Despite the all-important influence of snow equity, Garrison says the push for year-round events and marketing in ski towns is slowly attracting more multi-day destination guests. The push is nearly a decade in the making, at least on the local level, and as winter lodging continues to recover, so does summer lodging: DestiMetrics has forecast an occupancy increase of 10 percent for the West, with an increase of 15 to 16 percent for Summit County.
“Winter was the economic driver that is now building the infrastructure for summer, which has long been seen as the second season,” Garrison said. “But that’s no longer the case. Summer has been moving from infancy to adolescence and is now coming into its own. Its no longer an afterthought to winter — it’s a destination in its own right.”
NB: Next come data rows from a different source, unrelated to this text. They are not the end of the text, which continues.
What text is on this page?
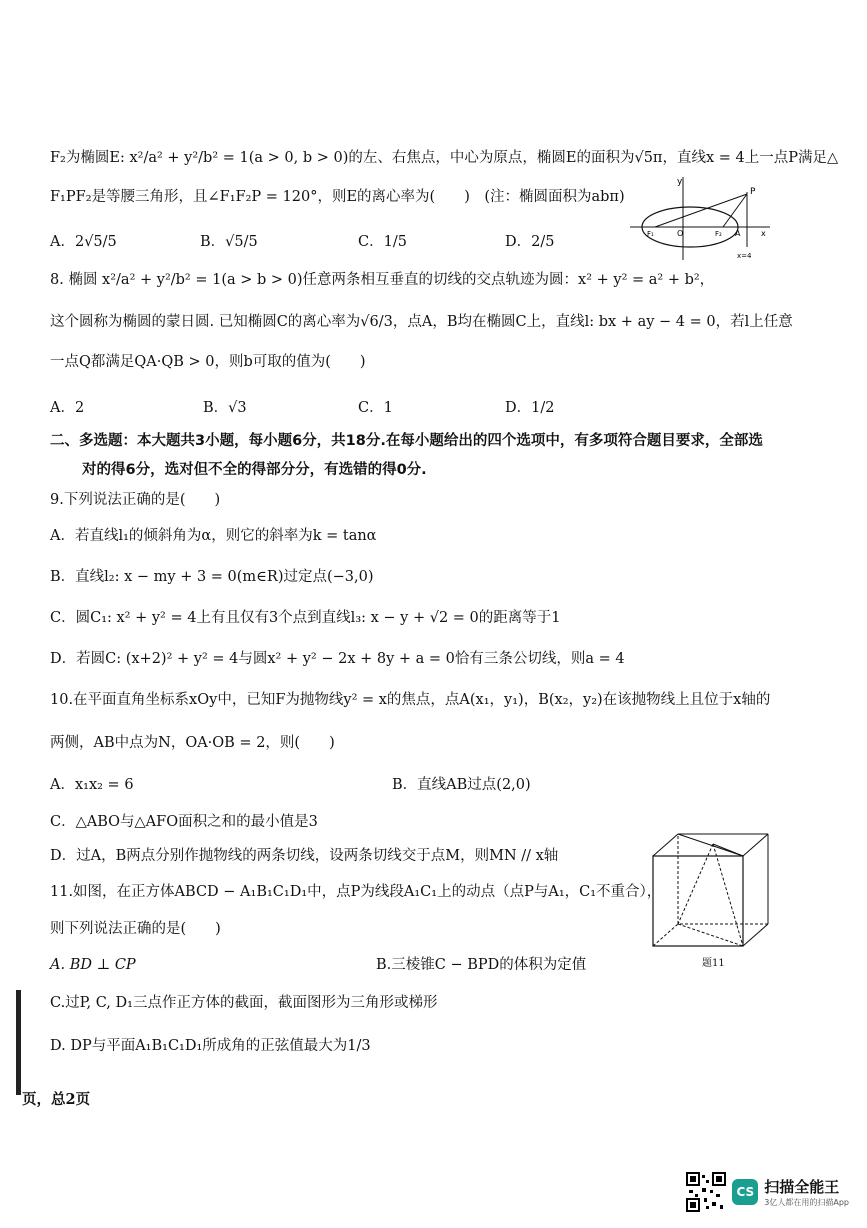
F₂为椭圆E: x²/a² + y²/b² = 1(a > 0, b > 0)的左、右焦点，中心为原点，椭圆E的面积为√5π，直线x = 4上一点P满足△
F₁PF₂是等腰三角形，且∠F₁F₂P = 120°，则E的离心率为(　　)　(注：椭圆面积为abπ)
A．2√5/5	B．√5/5	C．1/5	D．2/5
y
P
F₁	O	F₂ A	x
x=4
8. 椭圆 x²/a² + y²/b² = 1(a > b > 0)任意两条相互垂直的切线的交点轨迹为圆：x² + y² = a² + b²，
这个圆称为椭圆的蒙日圆. 已知椭圆C的离心率为√6/3，点A，B均在椭圆C上，直线l: bx + ay − 4 = 0，若l上任意
一点Q都满足QA·QB > 0，则b可取的值为(　　)
A．2	B．√3	C．1	D．1/2
二、多选题：本大题共3小题，每小题6分，共18分.在每小题给出的四个选项中，有多项符合题目要求，全部选
对的得6分，选对但不全的得部分分，有选错的得0分.
9.下列说法正确的是(　　)
A．若直线l₁的倾斜角为α，则它的斜率为k = tanα
B．直线l₂: x − my + 3 = 0(m∈R)过定点(−3,0)
C．圆C₁: x² + y² = 4上有且仅有3个点到直线l₃: x − y + √2 = 0的距离等于1
D．若圆C: (x+2)² + y² = 4与圆x² + y² − 2x + 8y + a = 0恰有三条公切线，则a = 4
10.在平面直角坐标系xOy中，已知F为抛物线y² = x的焦点，点A(x₁，y₁)，B(x₂，y₂)在该抛物线上且位于x轴的
两侧，AB中点为N，OA·OB = 2，则(　　)
A．x₁x₂ = 6	B．直线AB过点(2,0)
C．△ABO与△AFO面积之和的最小值是3
D．过A，B两点分别作抛物线的两条切线，设两条切线交于点M，则MN // x轴
11.如图，在正方体ABCD − A₁B₁C₁D₁中，点P为线段A₁C₁上的动点（点P与A₁，C₁不重合），
则下列说法正确的是(　　)
A. BD ⊥ CP	B.三棱锥C − BPD的体积为定值
C.过P, C, D₁三点作正方体的截面，截面图形为三角形或梯形
D. DP与平面A₁B₁C₁D₁所成角的正弦值最大为1/3
题11
页，总2页
CS 扫描全能王
3亿人都在用的扫描App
The Breckenridge Tourism Office is already looking ahead to a strong summer, led by major events like the USA Pro Challenge, with a time trial in Breck and three additional stops across the county.
“We’ve been marketing Breckenridge year-round for a long time, looking at everything outside of skiing,” said Bill Washowski, director of business operations for the Breckenridge Tourism Office. “We’ve been very good at branding the town, looking at changes that are happening around town through Breck Create and our historical society. We want to keep talking about all the things that happen here and have happened here, and that momentum builds on itself.”
While Breckenridge looks to bolster cultural offerings, Copper is focused on summer events, including a stage of the USA Pro Challenge and the Warrior Dash obstacle-course race.
Of course, events would fall flat if the destination guests didn’t have the money to attend, and Garrison is confident consumers are ready to take full advantage of the economy.
“We see the economic environment now as a positive for summer,” Garrison said. “We expect that the money people aren’t spending on travel will be spent when they arrive. It’s just a matter of how the resorts convince them to come here, not just once, but into the future.”